BRAGA, Portugal — The Taliban tried to silence them, at times violently. The musicians from the Afghan Youth Orchestra have defiantly played on, and this week they will take to one of the world’s most prestigious stages: Carnegie Hall . Their journey to perform at the famed New York City concert venue has been long, painful and fraught with danger.
After the Taliban swept back into power in Afghanistan in August 2021 , many of the musicians believed they’d never play their instruments again. According to the group’s hard-line and austere interpretation of Islam, women should remain covered outside the home.

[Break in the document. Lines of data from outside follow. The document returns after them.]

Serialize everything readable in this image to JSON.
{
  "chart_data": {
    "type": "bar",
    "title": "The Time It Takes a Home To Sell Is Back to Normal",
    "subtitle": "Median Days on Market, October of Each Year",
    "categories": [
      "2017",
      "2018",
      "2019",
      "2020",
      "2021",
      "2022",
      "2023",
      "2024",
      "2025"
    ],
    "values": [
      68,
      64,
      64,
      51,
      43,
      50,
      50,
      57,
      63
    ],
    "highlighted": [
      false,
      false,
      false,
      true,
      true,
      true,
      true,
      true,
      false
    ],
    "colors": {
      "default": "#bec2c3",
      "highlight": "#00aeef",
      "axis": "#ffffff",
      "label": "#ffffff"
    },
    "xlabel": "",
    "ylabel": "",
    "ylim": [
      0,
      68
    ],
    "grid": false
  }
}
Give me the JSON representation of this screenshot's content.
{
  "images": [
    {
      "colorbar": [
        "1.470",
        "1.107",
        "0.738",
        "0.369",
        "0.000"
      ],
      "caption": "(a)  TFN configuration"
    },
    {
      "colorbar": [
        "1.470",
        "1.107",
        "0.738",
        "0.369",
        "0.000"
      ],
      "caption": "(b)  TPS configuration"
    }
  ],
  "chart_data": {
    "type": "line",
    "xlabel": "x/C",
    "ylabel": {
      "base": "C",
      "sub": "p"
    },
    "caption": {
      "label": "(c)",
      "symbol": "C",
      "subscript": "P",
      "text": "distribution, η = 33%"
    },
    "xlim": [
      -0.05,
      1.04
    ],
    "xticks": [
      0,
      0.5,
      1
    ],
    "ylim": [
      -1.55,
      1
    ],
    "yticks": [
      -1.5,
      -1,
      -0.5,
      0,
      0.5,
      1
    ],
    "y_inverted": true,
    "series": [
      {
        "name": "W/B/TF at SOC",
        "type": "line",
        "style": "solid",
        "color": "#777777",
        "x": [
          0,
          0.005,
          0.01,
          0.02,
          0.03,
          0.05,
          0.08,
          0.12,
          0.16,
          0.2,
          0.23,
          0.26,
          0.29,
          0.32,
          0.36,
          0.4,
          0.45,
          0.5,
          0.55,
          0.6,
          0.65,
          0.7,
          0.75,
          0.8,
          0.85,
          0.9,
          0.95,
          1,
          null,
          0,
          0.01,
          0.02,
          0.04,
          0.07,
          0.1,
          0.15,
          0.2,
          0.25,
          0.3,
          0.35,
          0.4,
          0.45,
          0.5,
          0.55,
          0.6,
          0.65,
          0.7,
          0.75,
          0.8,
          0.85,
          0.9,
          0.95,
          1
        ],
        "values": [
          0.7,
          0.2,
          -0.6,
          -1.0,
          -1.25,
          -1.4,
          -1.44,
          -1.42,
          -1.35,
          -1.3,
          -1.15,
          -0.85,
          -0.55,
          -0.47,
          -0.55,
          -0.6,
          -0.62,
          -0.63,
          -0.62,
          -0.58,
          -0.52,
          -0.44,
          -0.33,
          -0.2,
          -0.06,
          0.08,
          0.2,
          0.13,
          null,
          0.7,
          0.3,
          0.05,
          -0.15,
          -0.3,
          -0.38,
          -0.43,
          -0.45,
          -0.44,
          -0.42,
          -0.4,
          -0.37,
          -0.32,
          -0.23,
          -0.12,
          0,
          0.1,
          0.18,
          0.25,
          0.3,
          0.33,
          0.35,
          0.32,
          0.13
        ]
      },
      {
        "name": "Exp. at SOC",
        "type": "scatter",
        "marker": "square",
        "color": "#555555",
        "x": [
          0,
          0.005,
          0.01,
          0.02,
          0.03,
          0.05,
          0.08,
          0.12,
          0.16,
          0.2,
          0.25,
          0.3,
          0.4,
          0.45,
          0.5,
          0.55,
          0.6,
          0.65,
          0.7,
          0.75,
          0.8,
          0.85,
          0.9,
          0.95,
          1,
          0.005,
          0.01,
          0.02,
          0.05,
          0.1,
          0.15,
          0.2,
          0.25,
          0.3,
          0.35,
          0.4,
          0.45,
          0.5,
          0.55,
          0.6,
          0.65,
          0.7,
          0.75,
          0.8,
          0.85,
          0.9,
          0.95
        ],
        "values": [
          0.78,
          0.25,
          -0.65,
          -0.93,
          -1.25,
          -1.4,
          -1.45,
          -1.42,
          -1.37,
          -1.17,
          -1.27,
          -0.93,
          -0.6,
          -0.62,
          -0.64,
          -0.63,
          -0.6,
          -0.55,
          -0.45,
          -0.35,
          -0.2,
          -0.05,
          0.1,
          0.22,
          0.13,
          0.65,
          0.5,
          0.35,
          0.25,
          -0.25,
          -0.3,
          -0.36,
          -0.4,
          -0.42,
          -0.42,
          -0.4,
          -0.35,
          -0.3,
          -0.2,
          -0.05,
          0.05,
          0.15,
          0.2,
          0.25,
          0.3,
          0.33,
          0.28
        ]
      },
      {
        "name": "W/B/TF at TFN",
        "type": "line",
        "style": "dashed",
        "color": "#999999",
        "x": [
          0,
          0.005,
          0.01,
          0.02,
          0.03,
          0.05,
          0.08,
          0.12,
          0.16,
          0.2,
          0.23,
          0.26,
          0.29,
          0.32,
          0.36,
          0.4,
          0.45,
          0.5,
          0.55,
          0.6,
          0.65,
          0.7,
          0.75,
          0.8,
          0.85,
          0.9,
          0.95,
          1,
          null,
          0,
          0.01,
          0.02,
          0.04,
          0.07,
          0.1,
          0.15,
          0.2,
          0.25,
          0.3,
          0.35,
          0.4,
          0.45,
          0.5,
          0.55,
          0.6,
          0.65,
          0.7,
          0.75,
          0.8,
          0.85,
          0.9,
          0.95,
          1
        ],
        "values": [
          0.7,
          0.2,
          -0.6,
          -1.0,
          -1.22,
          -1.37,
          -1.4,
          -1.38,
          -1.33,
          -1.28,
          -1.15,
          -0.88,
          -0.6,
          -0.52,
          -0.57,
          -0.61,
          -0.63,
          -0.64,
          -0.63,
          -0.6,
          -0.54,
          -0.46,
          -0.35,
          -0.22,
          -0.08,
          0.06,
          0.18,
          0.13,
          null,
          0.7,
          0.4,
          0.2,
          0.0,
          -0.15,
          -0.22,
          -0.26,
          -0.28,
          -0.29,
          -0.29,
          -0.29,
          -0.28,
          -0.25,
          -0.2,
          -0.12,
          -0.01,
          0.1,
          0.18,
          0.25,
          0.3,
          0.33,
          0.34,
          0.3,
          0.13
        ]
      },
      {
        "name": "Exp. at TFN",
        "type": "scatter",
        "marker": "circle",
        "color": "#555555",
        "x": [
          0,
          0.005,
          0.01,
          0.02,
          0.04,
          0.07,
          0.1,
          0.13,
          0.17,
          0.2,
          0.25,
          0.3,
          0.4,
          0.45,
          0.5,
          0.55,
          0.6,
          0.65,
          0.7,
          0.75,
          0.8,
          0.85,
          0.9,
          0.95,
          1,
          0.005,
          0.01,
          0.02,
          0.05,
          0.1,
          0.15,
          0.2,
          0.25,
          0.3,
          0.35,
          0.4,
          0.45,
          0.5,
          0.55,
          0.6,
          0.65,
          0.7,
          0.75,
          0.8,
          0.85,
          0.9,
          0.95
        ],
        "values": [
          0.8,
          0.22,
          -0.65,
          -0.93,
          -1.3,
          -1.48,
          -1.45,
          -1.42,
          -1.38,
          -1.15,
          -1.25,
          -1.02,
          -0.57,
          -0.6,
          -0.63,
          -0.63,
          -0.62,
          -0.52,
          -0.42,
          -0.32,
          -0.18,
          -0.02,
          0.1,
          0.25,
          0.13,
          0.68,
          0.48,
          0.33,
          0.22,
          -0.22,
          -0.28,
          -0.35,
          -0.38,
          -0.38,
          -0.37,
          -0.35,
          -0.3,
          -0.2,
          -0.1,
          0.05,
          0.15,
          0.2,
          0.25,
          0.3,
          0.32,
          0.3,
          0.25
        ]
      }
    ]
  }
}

Most forms music are strictly forbidden.
That’s what makes Wednesday’s Carnegie Hall concert such a triumph, Ahmad Sarmast, founder and director of the Afghanistan National Institute of Music (ANIM) , told NBC News in a series of interviews, the last in late July. It’s a “message of resilience, resistance, to the people of Afghanistan and the youth of Afghanistan,” he said. “In spite of all the challenges and the difficulties that they are going through and what they experienced in the last three years, they are still strong.
” ANIM, which the youth orchestra is part of, has long stood as a resounding symbol of resilience and resistance since it was established in 2010. Born under the fragile security of a United States-backed Afghan government in Kabul , it was the country’s first and only school of its kind. Boys and girls shared classrooms, Afghan.